Несчастные страдальцы! Наши сердца, наверное, не выдержали бы таких ужасных переживаний, если б у нас выпала хоть минута на раздумья. В общем, даже хорошо, что у нас полно забот. Мы дежурим в госпитале целыми сутками, уже давно путаем день с ночью, не думаем ни о голоде, ни об усталости, служба идет своим чередом. Пытаемся вздремнуть по возможности, но урывками.

На этой войне врачи творят какие-то чудеса, но они почти бессильны в борьбе с поражениями от этого отвратительного газа.
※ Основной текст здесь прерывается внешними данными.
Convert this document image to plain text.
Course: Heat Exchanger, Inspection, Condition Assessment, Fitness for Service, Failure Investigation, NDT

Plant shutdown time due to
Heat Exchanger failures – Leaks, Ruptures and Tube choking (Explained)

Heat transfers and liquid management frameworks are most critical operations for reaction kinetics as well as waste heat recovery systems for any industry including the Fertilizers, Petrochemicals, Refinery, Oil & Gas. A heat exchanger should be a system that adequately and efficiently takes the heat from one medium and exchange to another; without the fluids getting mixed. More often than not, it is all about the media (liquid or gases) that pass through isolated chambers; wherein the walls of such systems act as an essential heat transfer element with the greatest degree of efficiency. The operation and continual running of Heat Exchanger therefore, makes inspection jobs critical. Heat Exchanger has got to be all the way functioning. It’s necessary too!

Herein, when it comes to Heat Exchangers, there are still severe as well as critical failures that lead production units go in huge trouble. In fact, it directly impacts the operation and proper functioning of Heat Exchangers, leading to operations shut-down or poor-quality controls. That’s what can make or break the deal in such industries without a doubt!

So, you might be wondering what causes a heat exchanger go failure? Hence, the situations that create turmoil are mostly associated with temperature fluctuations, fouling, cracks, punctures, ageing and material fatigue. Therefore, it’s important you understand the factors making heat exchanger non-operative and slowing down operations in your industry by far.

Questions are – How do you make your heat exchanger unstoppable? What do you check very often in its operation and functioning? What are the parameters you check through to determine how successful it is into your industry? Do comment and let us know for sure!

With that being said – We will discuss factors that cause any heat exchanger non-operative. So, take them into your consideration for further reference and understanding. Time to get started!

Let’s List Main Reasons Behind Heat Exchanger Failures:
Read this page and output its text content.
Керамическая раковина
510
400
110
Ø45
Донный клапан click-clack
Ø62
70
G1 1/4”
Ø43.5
Никто ничего не в силах поделать. Врачи могут лишь немного облегчить боль, а нам приходится смотреть, как люди медленно умирают, и каждый вдох словно бритвой режет им грудь. Ужаснее всего, на мой взгляд, то, что далеко не каждое отравление фатально, но предсказать исход нет никакой возможности. Порой даже с виду очень сильно пораженные люди вдруг выздоравливают. Но ради чего? Чтобы опять вернуться на фронт? Едва ли мы могли бы пожелать этого хоть кому-то.

В нынешние тяжкие времена наш дух поддерживают разные удивительные истории: солдаты рассказывают нам либо о своей довоенной жизни, либо о случаях героической храбрости, проявленной на этой войне. Поэтому ты можешь представить, как я разволновалась, услышав о знакомом человеке – пусть я и не знаю его лично, но между нами есть относительная связь. Я имею в виду мистера Дэвида Митфорда. Уверена, ты вспомнишь, что Лаура, сестра-близняшка Роуз, служит в его доме няней.

Вся его семья, должно быть, очень тревожится с тех пор, как старшего брата Д.М. недавно убили во время Лоосского наступления, ведь он оставил дома беременную жену. Если у нее родится мальчик, то он, малыш, унаследует фамильный титул, а если девочка, то титул перейдет к Д.М. и он станет лордом Редесдейлом. Между тем Д.М. настаивал на возвращении на фронт, несмотря на то, что у него осталось только одно легкое – он ведь уже заработал инвалидность, – и ты только представь, дорогая, что я почувствовала, узнав, что его батальон размещен здесь, в Ипре!

И это еще полбеды. Он прибыл в апреле, незадолго до той злосчастной битвы, и его, вероятно, назначили офицером, непосредственно ответственным за поставку боеприпасов. Однако сражение оказалось на редкость тяжелым, потребовалось исключительно много боеприпасов, и положение оставалось страшно опасным. Кто-то из его батальона рассказал одному из наших раненых о его героической храбрости, и все мы потихоньку пересказывали эту историю друг другу.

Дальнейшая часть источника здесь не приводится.